Se il nutrito pool di banche che ha garantito l’integrale sottoscrizione dell’operazione ha ottenuto per i propri servizi 260 milioni di euro di commissioni, pari a circa il 5% del capitale che verrà raccolto come ha stigmatizzato su Twitter Davide Serra, gestore del fondo Algebris, e se delle operazioni di pulizia dei conti che l’istituto continua a portare avanti potranno avvantaggiarsi operatori specializzati come Fortress Investment Group (a cui oggi è stata annunciata la cessione di un portafoglio di crediti in sofferenza, assistiti e non assistiti da garanzia, iscritti in bilancio al valore lordo di 500 milioni di euro, per una cifra “non significativa” a livello di impatto sul conto economico), per capire se anche ai soci attuali e futuri di Mps convenga sottoscrivere (e mantenere i titoli in portafoglio) sarà necessario vedere se la “cura” portata avanti dal top management guidato da Alessandro Profumo e Fabrizio Viola avrà successo.

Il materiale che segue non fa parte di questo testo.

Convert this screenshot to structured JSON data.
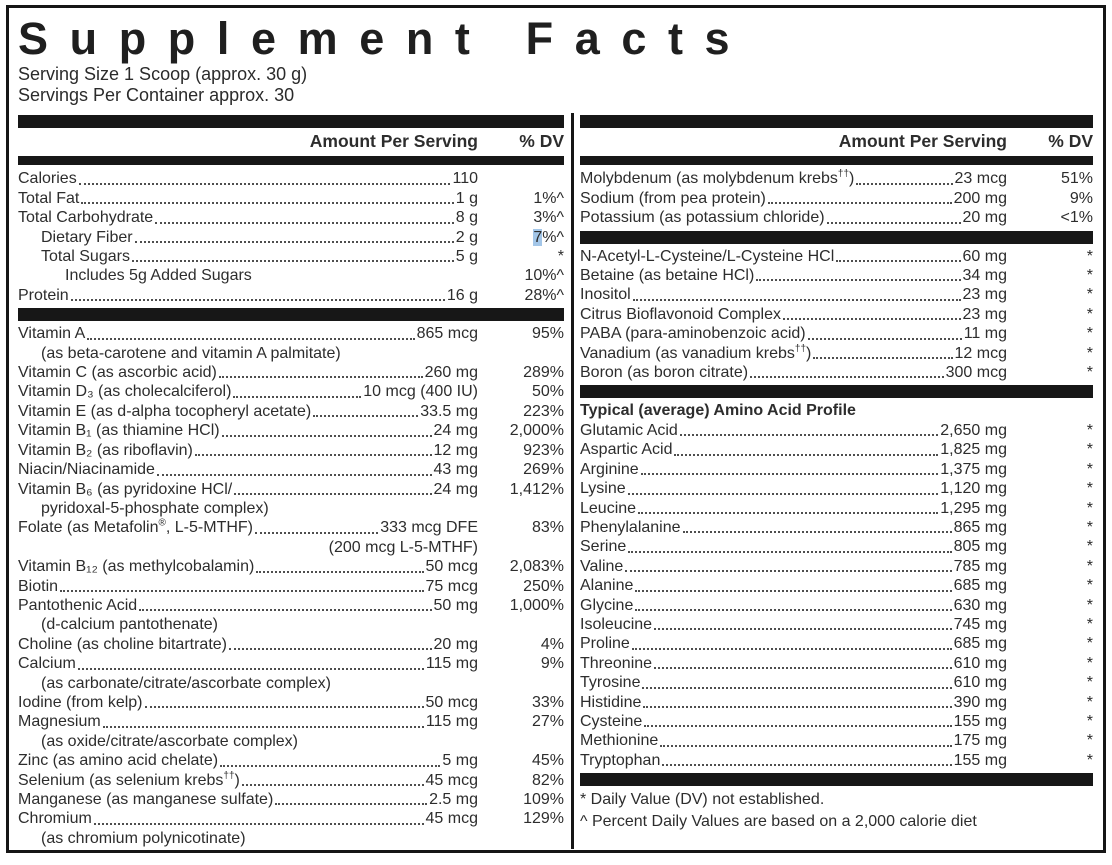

Il che è certamente auspicabile, ma non ancora certo, visto che sul presente gravano ancora numerose pesanti “eredità” del passato (come i crediti fatti ad Alitalia o a Sorgenia) mentre sul futuro molto se non tutto dipenderà dal recupero di efficienza che sarà possibile registrare al termine della “cura dimagrante” intrapresa in questi mesi e dalla ripresa di una domanda di credito che inevitabilmente, per Mps come per tutte le banche italiane, dipenderà a sua volta dall’andamento dell’economia italiana, europea e mondiale.